Wednesday, January 9, 2019

God at the Beach (Mid-week Message)



God at the Beach
Fr. Tony’s Midweek Message
January 9, 2019 
“For what can be known of God is plain… Ever since the creation of the world, his eternal power and divine nature, invisible though they are, have been understood and known through the things He made” (Rom. 1:19-20). 
Earlier generations, based on this passage, used what they saw as the rationality and economical ordering of nature as an argument for a powerful, rational, and providential Deity.  After Darwin and the discoveries of modern geology and paleo-biology, theologians have increasingly shied away from such “natural theology” because of what they see as the randomness of genetic drift and the great wastefulness of natural selection and mass extinctions.  But both the earlier use of Romans to seek attributes of God from nature and the later denial of God from nature miss the key bit in Romans:  it is about awe at the beauty, complexity, and utter strangeness of nature. 

I have three experiences where nature up close totally left me speechless and in awe. All happened at the beach. 
  

When we were living in Beijing the first time, the family and I a couple times a year would make the four hour drive to the beach at Beidaihe, on the Bohai, a large inlet of the Pacific Ocena north of the Shandong Peninsula and west of Korea.  One year, we were snorkeling with masks in the cold, somewhat murky algae-filled waters.  I saw on the bottom a clamshell the size of my palm. I picked it up to inspect it more closely.  Though closed, it had little tentacles peaking out.  When I put it back in the water, it relaxed, and I could see that inside, a small octopus had taken up housing in the shell, holding it together with her arms.   



Then it relaxed more, and I noticed it was embracing a cluster of small pearl-like pear shaped eggs—dozens of them.  And then the translucent eggs began wiggle and then to burst: tiny fully formed octopodes began to swim into the water about my hand.  I showed Elena and the children.  We were witnessing an octopus birthing.  The amazing process lasted about a half hour.  It was jaw-droppingly awesome!  I was stunned at the unlikelihood of finding an octopus in these shallow and crowded waters, let alone witnessing the hatching of octopus eggs.  I later learned that this was a fully grown female Octopus Minor, held as a great delicacy in Japanese and Korean cuisine.  They often seek refuge in such clamshells, and barricade themselves there to protect their eggs as they mature and hatch, often starving themselves to death in the process. 

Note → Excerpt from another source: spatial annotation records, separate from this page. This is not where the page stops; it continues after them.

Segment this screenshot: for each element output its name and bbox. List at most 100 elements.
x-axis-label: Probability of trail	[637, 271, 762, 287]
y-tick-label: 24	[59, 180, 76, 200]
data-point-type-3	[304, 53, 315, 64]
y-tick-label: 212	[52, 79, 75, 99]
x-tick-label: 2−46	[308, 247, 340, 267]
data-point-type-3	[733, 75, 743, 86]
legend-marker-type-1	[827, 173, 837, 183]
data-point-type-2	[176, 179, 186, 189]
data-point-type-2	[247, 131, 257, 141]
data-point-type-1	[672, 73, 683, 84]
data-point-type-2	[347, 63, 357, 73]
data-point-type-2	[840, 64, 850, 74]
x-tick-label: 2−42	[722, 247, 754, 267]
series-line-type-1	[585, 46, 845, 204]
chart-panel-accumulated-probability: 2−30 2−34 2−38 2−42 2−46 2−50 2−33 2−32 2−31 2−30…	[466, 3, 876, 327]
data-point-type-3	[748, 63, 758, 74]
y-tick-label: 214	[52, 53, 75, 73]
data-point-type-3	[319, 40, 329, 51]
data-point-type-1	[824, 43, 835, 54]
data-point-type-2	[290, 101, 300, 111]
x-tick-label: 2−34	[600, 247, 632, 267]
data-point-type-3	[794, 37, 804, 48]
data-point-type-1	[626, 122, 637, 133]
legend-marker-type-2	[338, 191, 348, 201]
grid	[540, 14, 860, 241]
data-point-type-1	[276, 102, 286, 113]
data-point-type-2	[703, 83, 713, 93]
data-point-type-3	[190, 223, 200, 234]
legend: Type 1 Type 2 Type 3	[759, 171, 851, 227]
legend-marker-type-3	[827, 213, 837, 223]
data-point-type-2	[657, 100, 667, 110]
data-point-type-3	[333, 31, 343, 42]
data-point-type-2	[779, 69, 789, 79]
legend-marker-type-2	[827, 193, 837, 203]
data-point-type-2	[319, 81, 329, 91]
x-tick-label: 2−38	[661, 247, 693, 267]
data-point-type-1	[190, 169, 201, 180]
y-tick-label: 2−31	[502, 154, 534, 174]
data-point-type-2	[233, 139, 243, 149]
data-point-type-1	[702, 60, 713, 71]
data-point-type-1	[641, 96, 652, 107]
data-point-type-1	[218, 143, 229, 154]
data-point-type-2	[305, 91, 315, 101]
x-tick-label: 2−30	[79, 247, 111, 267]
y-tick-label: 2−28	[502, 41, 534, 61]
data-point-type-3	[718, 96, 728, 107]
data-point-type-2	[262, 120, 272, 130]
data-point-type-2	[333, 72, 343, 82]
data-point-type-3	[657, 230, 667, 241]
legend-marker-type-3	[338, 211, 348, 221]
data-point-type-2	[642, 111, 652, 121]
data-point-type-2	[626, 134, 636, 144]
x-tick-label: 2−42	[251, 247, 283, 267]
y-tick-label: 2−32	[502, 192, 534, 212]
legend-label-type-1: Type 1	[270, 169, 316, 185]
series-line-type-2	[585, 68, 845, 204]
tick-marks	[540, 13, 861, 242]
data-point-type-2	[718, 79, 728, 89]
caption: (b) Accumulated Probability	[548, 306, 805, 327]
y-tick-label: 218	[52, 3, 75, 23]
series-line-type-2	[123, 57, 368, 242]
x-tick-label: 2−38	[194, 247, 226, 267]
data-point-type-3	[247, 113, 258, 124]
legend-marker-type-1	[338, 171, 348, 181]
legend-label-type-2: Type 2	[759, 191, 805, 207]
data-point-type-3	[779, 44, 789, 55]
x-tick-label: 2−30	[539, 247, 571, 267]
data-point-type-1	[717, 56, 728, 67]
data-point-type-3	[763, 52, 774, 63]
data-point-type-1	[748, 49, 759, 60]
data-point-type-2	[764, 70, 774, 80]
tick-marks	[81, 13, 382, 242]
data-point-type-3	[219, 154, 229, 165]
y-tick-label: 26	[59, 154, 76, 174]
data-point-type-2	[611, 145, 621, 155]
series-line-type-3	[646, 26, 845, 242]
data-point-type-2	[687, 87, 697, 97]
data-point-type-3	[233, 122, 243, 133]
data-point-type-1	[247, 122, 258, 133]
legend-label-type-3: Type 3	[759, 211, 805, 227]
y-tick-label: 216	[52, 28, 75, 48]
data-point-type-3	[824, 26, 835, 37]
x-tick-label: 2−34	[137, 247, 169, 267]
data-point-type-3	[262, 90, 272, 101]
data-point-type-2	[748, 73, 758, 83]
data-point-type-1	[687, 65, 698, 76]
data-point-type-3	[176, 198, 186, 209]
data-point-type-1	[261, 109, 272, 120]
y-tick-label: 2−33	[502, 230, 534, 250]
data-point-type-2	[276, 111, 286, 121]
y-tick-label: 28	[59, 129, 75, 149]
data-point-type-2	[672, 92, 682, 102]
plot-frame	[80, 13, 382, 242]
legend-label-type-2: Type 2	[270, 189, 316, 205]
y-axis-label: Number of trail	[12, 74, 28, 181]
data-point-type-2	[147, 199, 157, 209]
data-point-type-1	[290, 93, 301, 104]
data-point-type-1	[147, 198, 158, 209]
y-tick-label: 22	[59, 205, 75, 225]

Another year, Elena and I were on vacation at Hilton Head SC.  On an early morning run on the beach, we looked down randomly, and about us saw dozens of little tiny sea turtles breaking out of half-buried leathery eggs and then crawling, flopping on tiny flippers, to the water.  We stopped and watched for an hour, again in awe.  The profligacy of nature astounded us: a wider view saw hundreds of these little babies, only a few of which would reach adulthood, surrounding us.  I learned that the beach area where we were was later declared off-limit for a week or two each year to protect the hatchlings. 


Another time, when we were living in West Africa, Elena and I would regularly run on the beach early Saturday and Sunday mornings.  One Sunday, on a particularly drastic low tide, we came around a corner.  The beach was covered with at least a thousand gulls and terns, all ravenously devouring the shellfish and kelp beds so rarely exposed.  When they sensed us, they all rose up, as one, and took to the air.  The bright morning equatorial sun, the mists and splashes of seawater, and the light breeze all worked to make the scene magical, if not downright mystic.  The birds were massed, and their undulating movement as a single body looked almost like murmurations of starlings or swifts.  They swept back and forth a few meters above the beach, unwilling to abandon their rare feast, and then settled back down immediately after we had passed.  Elena and I paused, looking up at such beauty, and wept. 

We may want to impose our human percepts and values on such scenes, be they rational order or violent chaos.  But we are so made that we invariably react to them in awe.  And I think that is where the heart of a true natural theology lies.